E a passargli la palla, sudato, un po’ impacciato ma del tutto convinto di giocare la sua partita è don Ciotti, il prete torinese fondatore della comunità Abele.
A sfidarli una nazionale molto particolare: i campioni del mondo dei "senza fissa dimora", giovani di diverse nazionalità che hanno appena disputato la finale in Svezia, con tanto di coppa al seguito.
Un’iniziativa originale che ha visto una massiccia partecipazione. C’erano tanti volti noti del volontariato, ma anche moltissime persone – alcune centinaia – che hanno riempito il palazzetto di Castiglione Olona.
La partita alla fine è finita tre a tre, con qualche rigore tirato a bruciapelo e molte risate tra che giocava.
Ma la partita più importante la si giocherà nelle prossime settimane e nei prossimi mesi, quando le decisioni del governo keniano, intenzionato a demolire le bidonville di Nairobi, potrebbero portare centinaia di migliaia di persone che vi abitano a dover abbandonare le loro case con la prospettiva di vivere in mezzo ad una strada.
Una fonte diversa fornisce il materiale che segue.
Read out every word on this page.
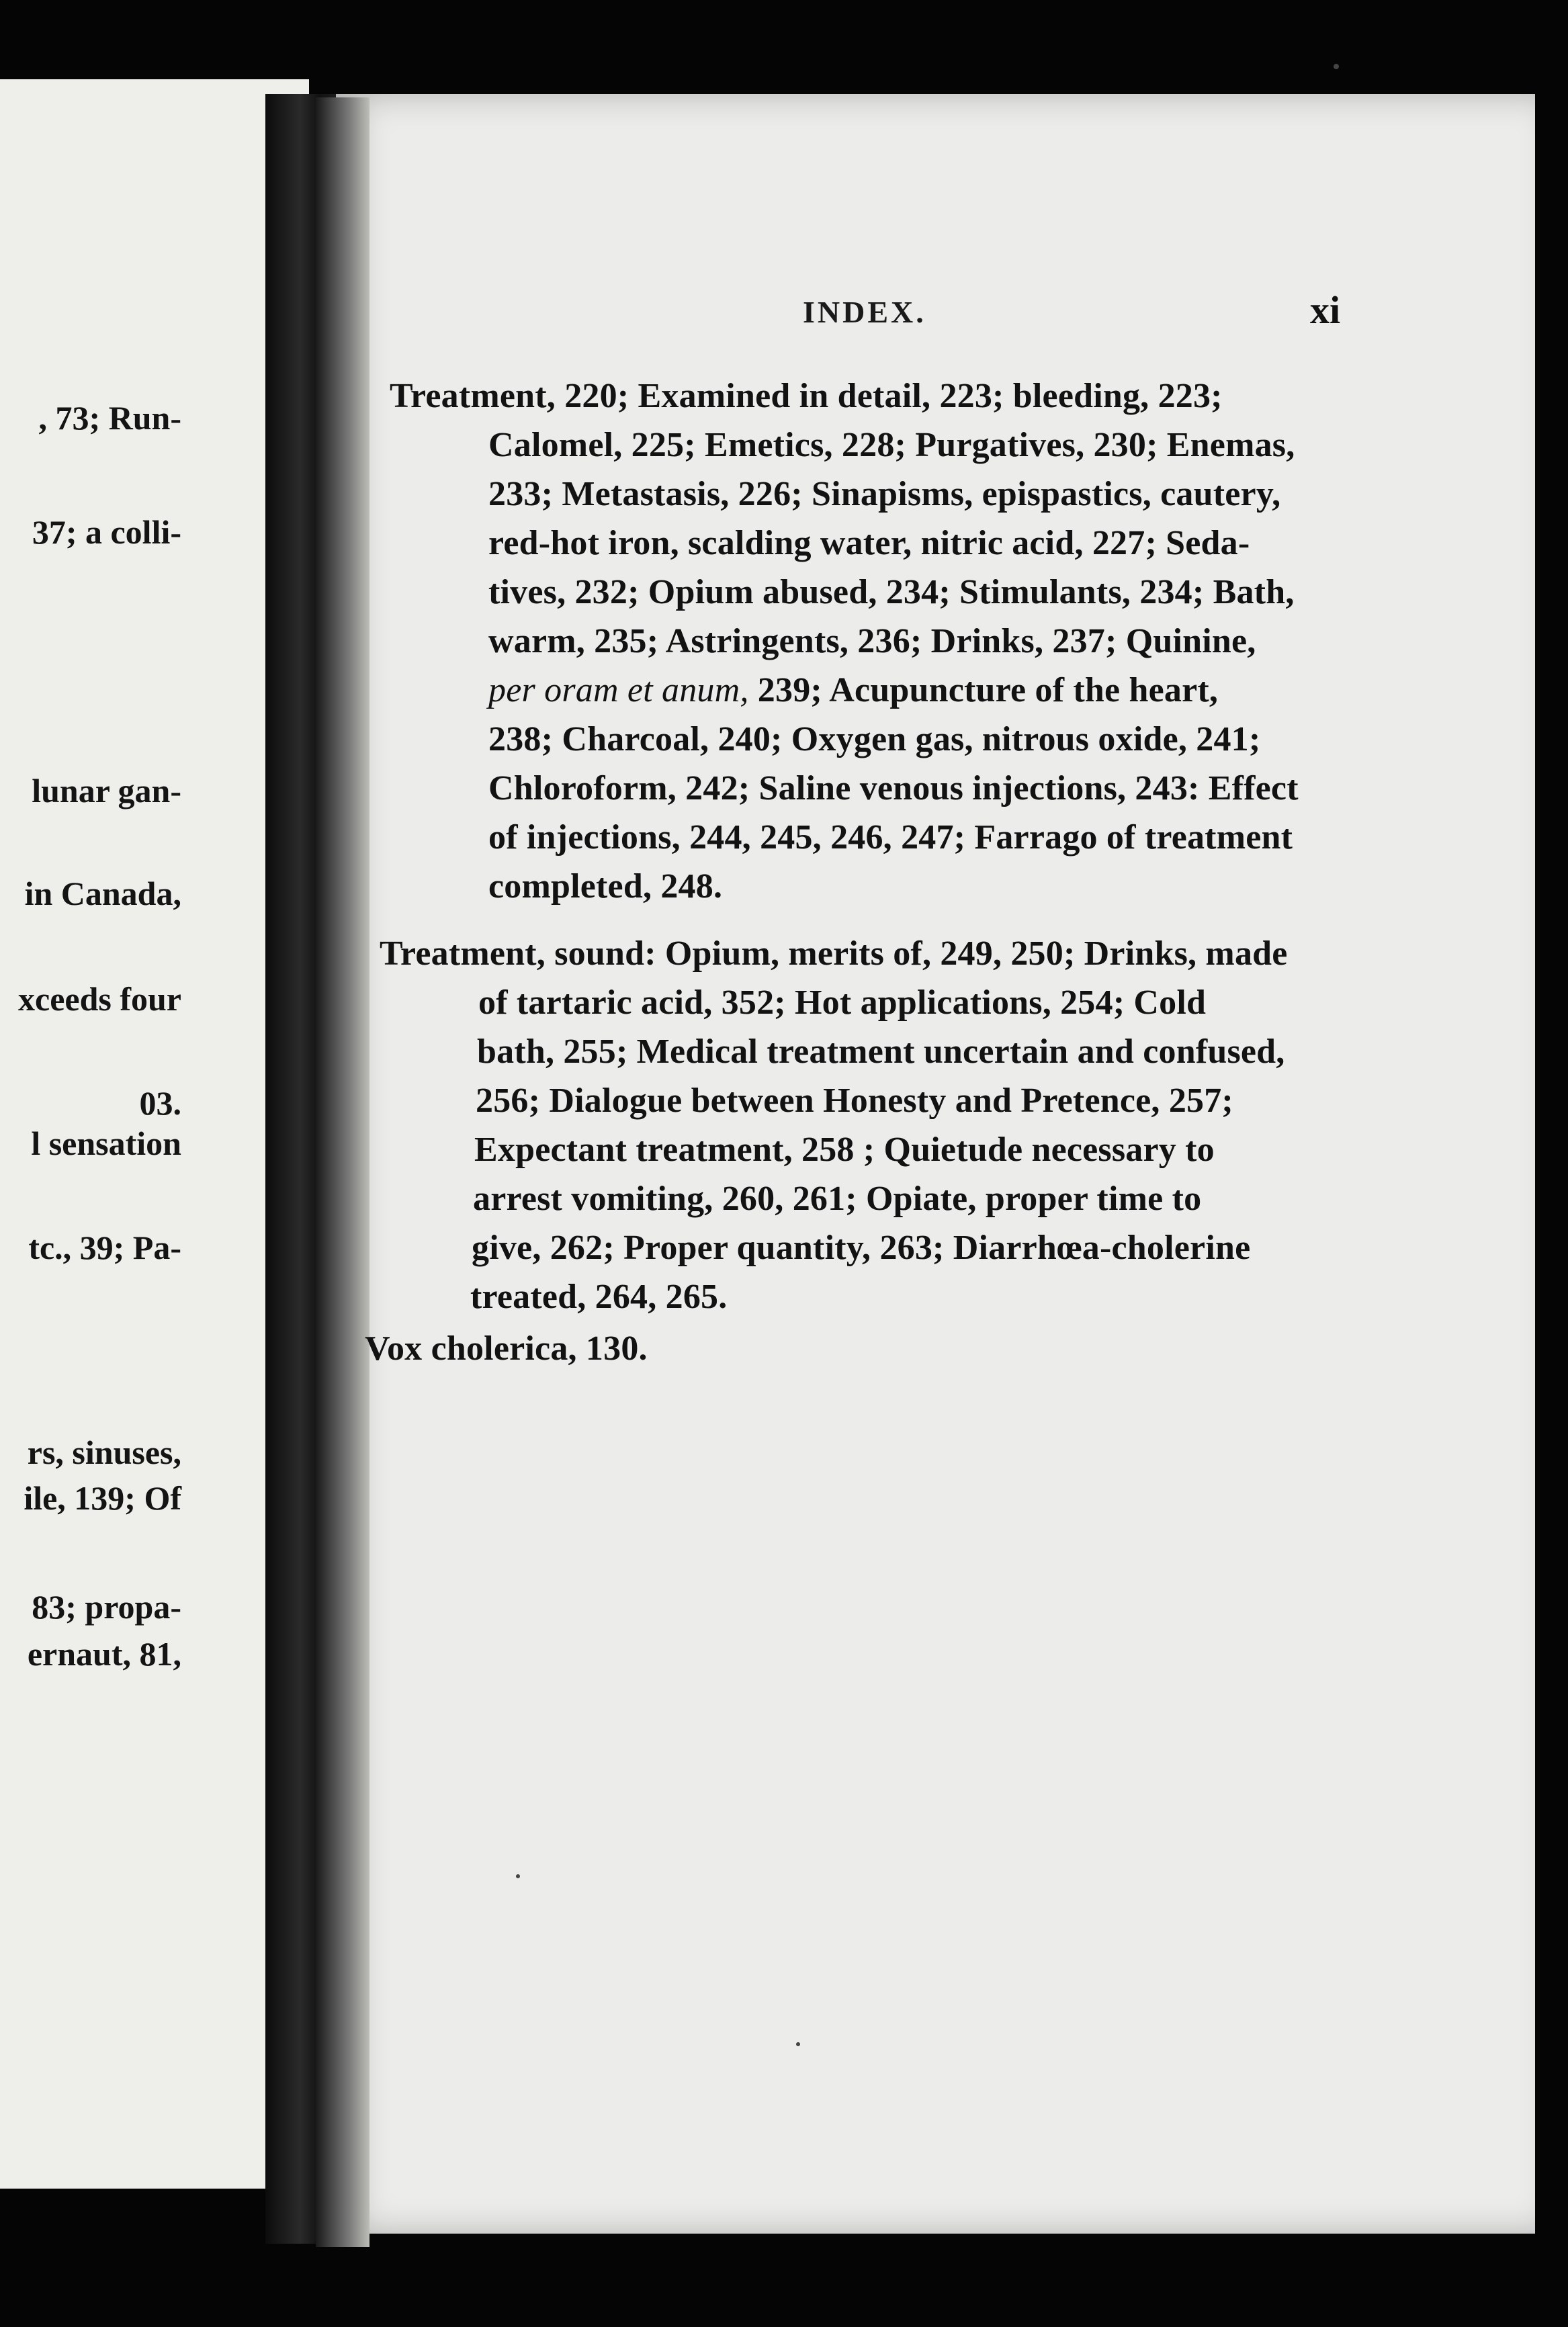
, 73; Run-
37; a colli-
lunar gan-
in Canada,
xceeds four
03.
l sensation
tc., 39; Pa-
rs, sinuses,
ile, 139; Of
83; propa-
ernaut, 81,
INDEX.	xi
Treatment, 220; Examined in detail, 223; bleeding, 223;
Calomel, 225; Emetics, 228; Purgatives, 230; Enemas,
233; Metastasis, 226; Sinapisms, epispastics, cautery,
red-hot iron, scalding water, nitric acid, 227; Seda-
tives, 232; Opium abused, 234; Stimulants, 234; Bath,
warm, 235; Astringents, 236; Drinks, 237; Quinine,
per oram et anum, 239; Acupuncture of the heart,
238; Charcoal, 240; Oxygen gas, nitrous oxide, 241;
Chloroform, 242; Saline venous injections, 243: Effect
of injections, 244, 245, 246, 247; Farrago of treatment
completed, 248.
Treatment, sound: Opium, merits of, 249, 250; Drinks, made
of tartaric acid, 352; Hot applications, 254; Cold
bath, 255; Medical treatment uncertain and confused,
256; Dialogue between Honesty and Pretence, 257;
Expectant treatment, 258 ; Quietude necessary to
arrest vomiting, 260, 261; Opiate, proper time to
give, 262; Proper quantity, 263; Diarrhœa-cholerine
treated, 264, 265.
Vox cholerica, 130.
«Una situazione che non riguarda solo il Kenya bensì un sesto della popolazione mondiale – ha spiegato padre Daniele Moschetti, anch’esso comboniano, di Castiglione Olona e che da anni opera in Africa – . Per il momento abbiamo fermato la decisione del governo con un tam tam che ha portato sul tavolo delle autorità settemila firme. La pressione così esercitata dalla società civile di molti paesi ha bloccato le ruspe, ma bisogna continuare per questa strada».
Con questo intento sono arrivati a Varese anche Alex Zanotelli e don Ciotti: per sostenere l’iniziativa "W NairobiW".
«Sempre più spesso si parla di diritti negati – ha spiegato Don Ciotti- . Ma il passo che qui vogliamo fare, purtroppo, vuole sottolineare come ancor prima dei diritti esiste la dignità umana che oggi, più ancora che in passato, viene calpestata, violata, distrutta. Per questo siamo qui, per dire la nostra sui deboli e gli emarginati».
Ma come fare ad accorciare le distanze tra chi ha bisogno di aiuto e chi vuole offrirlo? «La ricetta sta in una vocale – ha affermato don Ciotti – una semplice "e". Questo vuol dire che ci sono io, come singolo "e" gli altri, "e" le associazioni "e" le istituzioni: solo assieme si può "fare": è per questo che oggi siamo qui».